= Light Railway Research Society of Australia =

Australian light railway and tramway research society

Light Railways magazine and about 60 books provide the main outlets for the Society's research efforts. Back issues of the magazine are downloadable free from the Society's website.

The Light Railway Research Society of Australia (LRRSA) is an amateur research society that focuses on narrow gauge railways, tramways, and industrial railways in Australia and places where Australian economic interests were strong, such as Papua New Guinea, Fiji, and the phosphate islands of the Pacific.

The society originated in 1961 in Victoria; it subsequently established branches in Adelaide, Brisbane, Melbourne and Sydney. It aims to promote interest in special-purpose railways associated with a wide range of industries, including sugar production, timber milling, tourism, construction, manufacturing, quarrying and mining. Members' interests include industrial archaeology, social history, preservation, mapping, bush walking and photography.

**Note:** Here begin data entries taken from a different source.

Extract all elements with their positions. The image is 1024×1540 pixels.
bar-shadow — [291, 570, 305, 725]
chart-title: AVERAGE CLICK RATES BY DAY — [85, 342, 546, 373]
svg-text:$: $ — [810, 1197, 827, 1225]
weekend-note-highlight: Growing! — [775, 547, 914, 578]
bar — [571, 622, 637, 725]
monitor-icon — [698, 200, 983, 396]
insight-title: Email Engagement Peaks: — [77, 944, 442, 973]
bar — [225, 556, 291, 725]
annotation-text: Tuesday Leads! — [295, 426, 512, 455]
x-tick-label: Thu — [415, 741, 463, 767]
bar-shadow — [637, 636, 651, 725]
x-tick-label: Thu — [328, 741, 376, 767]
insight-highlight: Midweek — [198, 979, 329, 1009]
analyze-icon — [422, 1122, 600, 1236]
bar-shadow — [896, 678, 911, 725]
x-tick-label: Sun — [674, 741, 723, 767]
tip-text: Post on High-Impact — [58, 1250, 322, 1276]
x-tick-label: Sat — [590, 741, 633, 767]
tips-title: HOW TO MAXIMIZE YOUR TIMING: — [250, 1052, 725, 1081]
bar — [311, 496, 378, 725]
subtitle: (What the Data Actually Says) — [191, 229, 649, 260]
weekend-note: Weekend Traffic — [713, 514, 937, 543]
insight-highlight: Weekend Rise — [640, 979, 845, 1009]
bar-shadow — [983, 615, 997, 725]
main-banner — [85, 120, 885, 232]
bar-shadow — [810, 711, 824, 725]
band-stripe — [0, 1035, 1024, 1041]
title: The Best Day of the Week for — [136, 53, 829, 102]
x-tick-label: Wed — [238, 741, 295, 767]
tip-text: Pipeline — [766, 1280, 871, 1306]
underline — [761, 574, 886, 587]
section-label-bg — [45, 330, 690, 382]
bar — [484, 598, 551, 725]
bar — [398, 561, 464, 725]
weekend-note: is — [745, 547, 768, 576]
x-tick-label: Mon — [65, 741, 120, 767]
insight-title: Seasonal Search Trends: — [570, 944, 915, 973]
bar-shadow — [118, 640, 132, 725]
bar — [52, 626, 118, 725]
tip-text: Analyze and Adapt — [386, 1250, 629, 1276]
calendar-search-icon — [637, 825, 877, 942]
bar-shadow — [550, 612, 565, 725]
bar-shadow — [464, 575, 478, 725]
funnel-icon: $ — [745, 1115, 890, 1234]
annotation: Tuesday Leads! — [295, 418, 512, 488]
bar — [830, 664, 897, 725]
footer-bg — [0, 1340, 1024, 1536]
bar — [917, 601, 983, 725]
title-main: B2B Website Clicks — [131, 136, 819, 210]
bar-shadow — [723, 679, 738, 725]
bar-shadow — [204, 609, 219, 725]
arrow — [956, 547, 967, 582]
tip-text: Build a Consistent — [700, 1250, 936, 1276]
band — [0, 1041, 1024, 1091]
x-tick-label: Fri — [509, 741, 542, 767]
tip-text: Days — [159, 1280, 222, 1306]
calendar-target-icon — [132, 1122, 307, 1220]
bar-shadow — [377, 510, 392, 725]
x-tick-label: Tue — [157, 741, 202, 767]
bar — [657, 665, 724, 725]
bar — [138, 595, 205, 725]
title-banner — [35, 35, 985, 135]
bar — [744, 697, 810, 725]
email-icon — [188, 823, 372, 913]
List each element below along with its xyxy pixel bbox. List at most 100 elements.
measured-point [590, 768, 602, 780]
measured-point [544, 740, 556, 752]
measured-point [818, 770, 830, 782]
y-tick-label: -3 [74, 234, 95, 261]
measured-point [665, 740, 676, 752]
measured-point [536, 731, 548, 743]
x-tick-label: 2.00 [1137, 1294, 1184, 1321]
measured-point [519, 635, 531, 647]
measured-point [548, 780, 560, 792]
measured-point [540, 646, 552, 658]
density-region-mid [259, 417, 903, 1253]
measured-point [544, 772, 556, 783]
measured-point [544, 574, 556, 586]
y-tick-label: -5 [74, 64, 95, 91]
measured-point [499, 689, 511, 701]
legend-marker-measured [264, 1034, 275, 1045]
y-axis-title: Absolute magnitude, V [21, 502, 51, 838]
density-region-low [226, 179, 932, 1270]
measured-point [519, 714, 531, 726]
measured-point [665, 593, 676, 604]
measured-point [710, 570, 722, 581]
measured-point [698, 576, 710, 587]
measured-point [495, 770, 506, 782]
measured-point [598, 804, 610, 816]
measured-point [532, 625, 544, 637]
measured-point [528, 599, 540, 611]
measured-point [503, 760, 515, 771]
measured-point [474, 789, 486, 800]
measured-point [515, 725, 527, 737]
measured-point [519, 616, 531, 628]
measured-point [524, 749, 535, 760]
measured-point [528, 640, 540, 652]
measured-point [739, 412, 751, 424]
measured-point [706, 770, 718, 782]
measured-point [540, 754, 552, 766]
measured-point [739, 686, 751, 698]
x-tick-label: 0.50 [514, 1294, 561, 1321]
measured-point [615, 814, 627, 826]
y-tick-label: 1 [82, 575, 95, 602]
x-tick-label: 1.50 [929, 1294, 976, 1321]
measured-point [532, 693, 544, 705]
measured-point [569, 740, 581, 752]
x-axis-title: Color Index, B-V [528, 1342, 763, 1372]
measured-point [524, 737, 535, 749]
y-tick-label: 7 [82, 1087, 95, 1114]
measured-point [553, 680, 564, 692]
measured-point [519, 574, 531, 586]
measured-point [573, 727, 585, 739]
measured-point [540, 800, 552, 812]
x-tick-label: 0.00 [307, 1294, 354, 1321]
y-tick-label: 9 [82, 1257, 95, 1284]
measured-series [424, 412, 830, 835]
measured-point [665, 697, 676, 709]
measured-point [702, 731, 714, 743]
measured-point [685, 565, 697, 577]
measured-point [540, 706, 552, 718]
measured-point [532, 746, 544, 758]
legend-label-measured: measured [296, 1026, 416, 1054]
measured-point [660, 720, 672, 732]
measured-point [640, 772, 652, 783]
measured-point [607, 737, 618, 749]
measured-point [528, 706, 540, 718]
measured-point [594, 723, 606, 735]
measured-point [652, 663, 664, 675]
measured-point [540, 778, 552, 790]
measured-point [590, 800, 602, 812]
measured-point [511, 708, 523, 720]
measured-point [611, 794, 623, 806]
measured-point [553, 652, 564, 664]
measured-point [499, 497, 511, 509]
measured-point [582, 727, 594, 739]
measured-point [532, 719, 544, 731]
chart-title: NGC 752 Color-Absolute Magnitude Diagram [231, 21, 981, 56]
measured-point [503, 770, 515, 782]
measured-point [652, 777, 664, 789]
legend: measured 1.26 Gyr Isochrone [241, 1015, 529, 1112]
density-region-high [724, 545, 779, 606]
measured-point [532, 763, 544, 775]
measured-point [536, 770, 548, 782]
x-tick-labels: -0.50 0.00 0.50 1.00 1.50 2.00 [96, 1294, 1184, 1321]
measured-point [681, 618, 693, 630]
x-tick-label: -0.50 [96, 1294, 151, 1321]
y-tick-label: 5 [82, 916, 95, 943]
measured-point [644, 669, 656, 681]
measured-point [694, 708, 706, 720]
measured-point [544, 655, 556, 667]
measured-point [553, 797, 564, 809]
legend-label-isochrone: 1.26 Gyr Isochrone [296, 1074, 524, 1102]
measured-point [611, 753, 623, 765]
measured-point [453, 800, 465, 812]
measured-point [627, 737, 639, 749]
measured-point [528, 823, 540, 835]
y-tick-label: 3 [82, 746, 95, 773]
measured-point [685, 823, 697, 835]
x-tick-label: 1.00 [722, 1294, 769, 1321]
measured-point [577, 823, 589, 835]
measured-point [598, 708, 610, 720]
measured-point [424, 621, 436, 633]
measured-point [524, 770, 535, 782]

The society has been credited with some of the most thorough research and publication about light railways in Australia and worldwide. In the society's early days, members focused particularly on the industrial archaeology of timber tramways before extending to many other aspects of the sawmilling industry and to other industries that used light railways. Their early regional studies of the industrial archaeology of timber tramways, usually based on detailed field research, were significant since studies of the industrial history of Australian forests were otherwise largely non-existent. It has consequently become a leading publisher of books on sawmilling history with a range of more than 60 books.

The society publishes a magazine, Light Railways, six times per year. PDF downloads of back issues are available free of charge.